US presidential candidate Mitt Romney has said he will slash funding for PBS if elected, while the pubcaster itself is preparing a slate of docs about Hispanic heritage.
In an interview with Fortune Magazine earlier this week, presidential hopeful Romney laid out his five-point plan for the US economy, which included cuts to funding for PBS.
Romney, who threatened similar cuts for Amtrak, the National Endowment for the Arts and the National Endowment for the Humanities, said: “Some of these things, like those endowment efforts and PBS, I very much appreciate and like what they do in many cases, but I just think they have to stand on their own rather than receiving money borrowed from other countries, as our government does on their behalf.”
PBS CEO Paula Kerger responded in a statement to the Washington Post, saying: “We understand that these are challenging times.

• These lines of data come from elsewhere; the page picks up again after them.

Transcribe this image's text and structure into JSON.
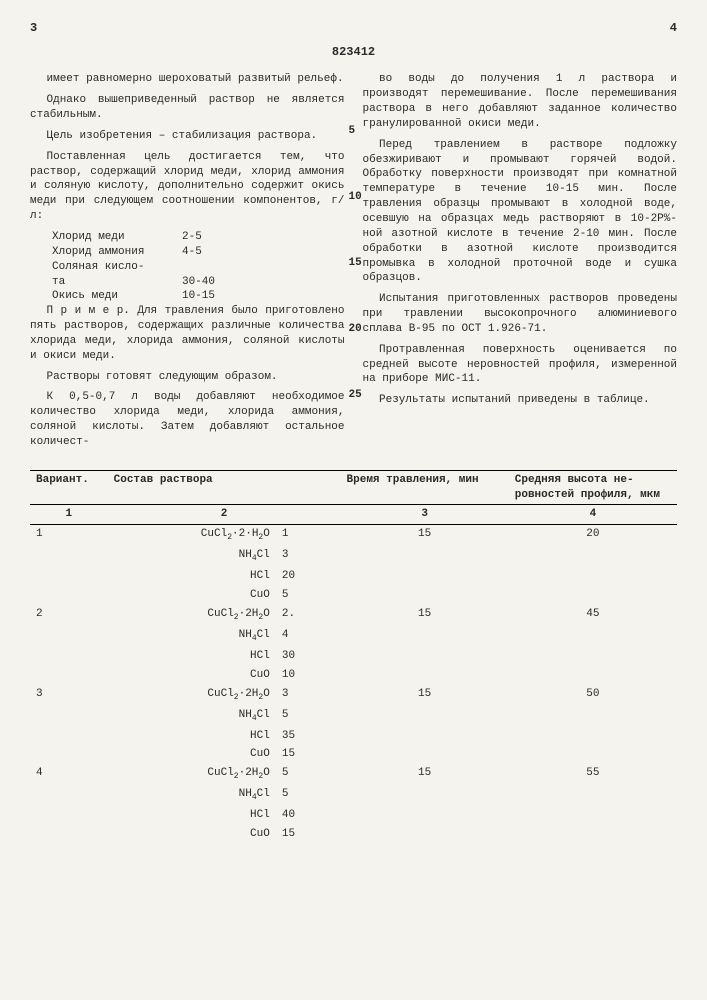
{
  "header": {
    "left_page": "3",
    "right_page": "4",
    "doc_number": "823412"
  },
  "left_col": {
    "p1": "имеет равномерно шероховатый развитый рельеф.",
    "p2": "Однако вышеприведенный раствор не является стабильным.",
    "p3": "Цель изобретения – стабилизация раствора.",
    "p4": "Поставленная цель достигается тем, что раствор, содержащий хлорид меди, хлорид аммония и соляную кислоту, дополнительно содержит окись меди при следующем соотношении компонентов, г/л:",
    "components": [
      {
        "name": "Хлорид меди",
        "val": "2-5"
      },
      {
        "name": "Хлорид аммония",
        "val": "4-5"
      },
      {
        "name": "Соляная кисло-",
        "val": ""
      },
      {
        "name": "та",
        "val": "30-40"
      },
      {
        "name": "Окись меди",
        "val": "10-15"
      }
    ],
    "p5": "П р и м е р. Для травления было приготовлено пять растворов, содержащих различные количества хлорида меди, хлорида аммония, соляной кислоты и окиси меди.",
    "p6": "Растворы готовят следующим образом.",
    "p7": "К 0,5-0,7 л воды добавляют необходимое количество хлорида меди, хлорида аммония, соляной кислоты. Затем добавляют остальное количест-"
  },
  "right_col": {
    "p1": "во воды до получения 1 л раствора и производят перемешивание. После перемешивания раствора в него добавляют заданное количество гранулированной окиси меди.",
    "p2": "Перед травлением в растворе подложку обезжиривают и промывают горячей водой. Обработку поверхности производят при комнатной температуре в течение 10-15 мин. После травления образцы промывают в холодной воде, осевшую на образцах медь растворяют в 10-2Р%-ной азотной кислоте в течение 2-10 мин. После обработки в азотной кислоте производится промывка в холодной проточной воде и сушка образцов.",
    "p3": "Испытания приготовленных растворов проведены при травлении высокопрочного алюминиевого сплава В-95 по ОСТ 1.926-71.",
    "p4": "Протравленная поверхность оценивается по средней высоте неровностей профиля, измеренной на приборе МИС-11.",
    "p5": "Результаты испытаний приведены в таблице."
  },
  "line_nums": [
    "5",
    "10",
    "15",
    "20",
    "25"
  ],
  "table": {
    "headers": [
      "Вариант.",
      "Состав раствора",
      "",
      "Время травления, мин",
      "Сред­няя вы­сота не­ровнос­тей про­филя, мкм"
    ],
    "col_nums": [
      "1",
      "2",
      "",
      "3",
      "4"
    ],
    "rows": [
      {
        "v": "1",
        "f": "CuCl2·2·H2O",
        "amt": "1",
        "t": "15",
        "h": "20"
      },
      {
        "v": "",
        "f": "NH4Cl",
        "amt": "3",
        "t": "",
        "h": ""
      },
      {
        "v": "",
        "f": "HCl",
        "amt": "20",
        "t": "",
        "h": ""
      },
      {
        "v": "",
        "f": "CuO",
        "amt": "5",
        "t": "",
        "h": ""
      },
      {
        "v": "2",
        "f": "CuCl2·2H2O",
        "amt": "2.",
        "t": "15",
        "h": "45"
      },
      {
        "v": "",
        "f": "NH4Cl",
        "amt": "4",
        "t": "",
        "h": ""
      },
      {
        "v": "",
        "f": "HCl",
        "amt": "30",
        "t": "",
        "h": ""
      },
      {
        "v": "",
        "f": "CuO",
        "amt": "10",
        "t": "",
        "h": ""
      },
      {
        "v": "3",
        "f": "CuCl2·2H2O",
        "amt": "3",
        "t": "15",
        "h": "50"
      },
      {
        "v": "",
        "f": "NH4Cl",
        "amt": "5",
        "t": "",
        "h": ""
      },
      {
        "v": "",
        "f": "HCl",
        "amt": "35",
        "t": "",
        "h": ""
      },
      {
        "v": "",
        "f": "CuO",
        "amt": "15",
        "t": "",
        "h": ""
      },
      {
        "v": "4",
        "f": "CuCl2·2H2O",
        "amt": "5",
        "t": "15",
        "h": "55"
      },
      {
        "v": "",
        "f": "NH4Cl",
        "amt": "5",
        "t": "",
        "h": ""
      },
      {
        "v": "",
        "f": "HCl",
        "amt": "40",
        "t": "",
        "h": ""
      },
      {
        "v": "",
        "f": "CuO",
        "amt": "15",
        "t": "",
        "h": ""
      }
    ]
  }
}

However, public broadcasting has already sustained a 13% cut in its federal funds over the past two years. More severe cuts would be crippling.
“Federal investment in public broadcasting equals about one one-hundredth of one percent of the federal budget. Elimination of funding would have almost no impact on the nation’s debt. Yet the loss to the American public would be devastating.”
In the meantime, PBS is set to air a raft of documentaries to mark Hispanic Heritage Month, between September 15 and October 15.
Highlights include Voces on PBS, a series of docs about Latino life. This begins on Friday September 28 at 22.00 with Tales of Masked Men, looking at the world of Mexican wrestling.
El Velador (The Night Watchman) airs 24 hours before that. The film, from director Natalia Almada, is about a security guard who watches over the extravagant mausoleums of some of Mexico’s most notorious drug lords.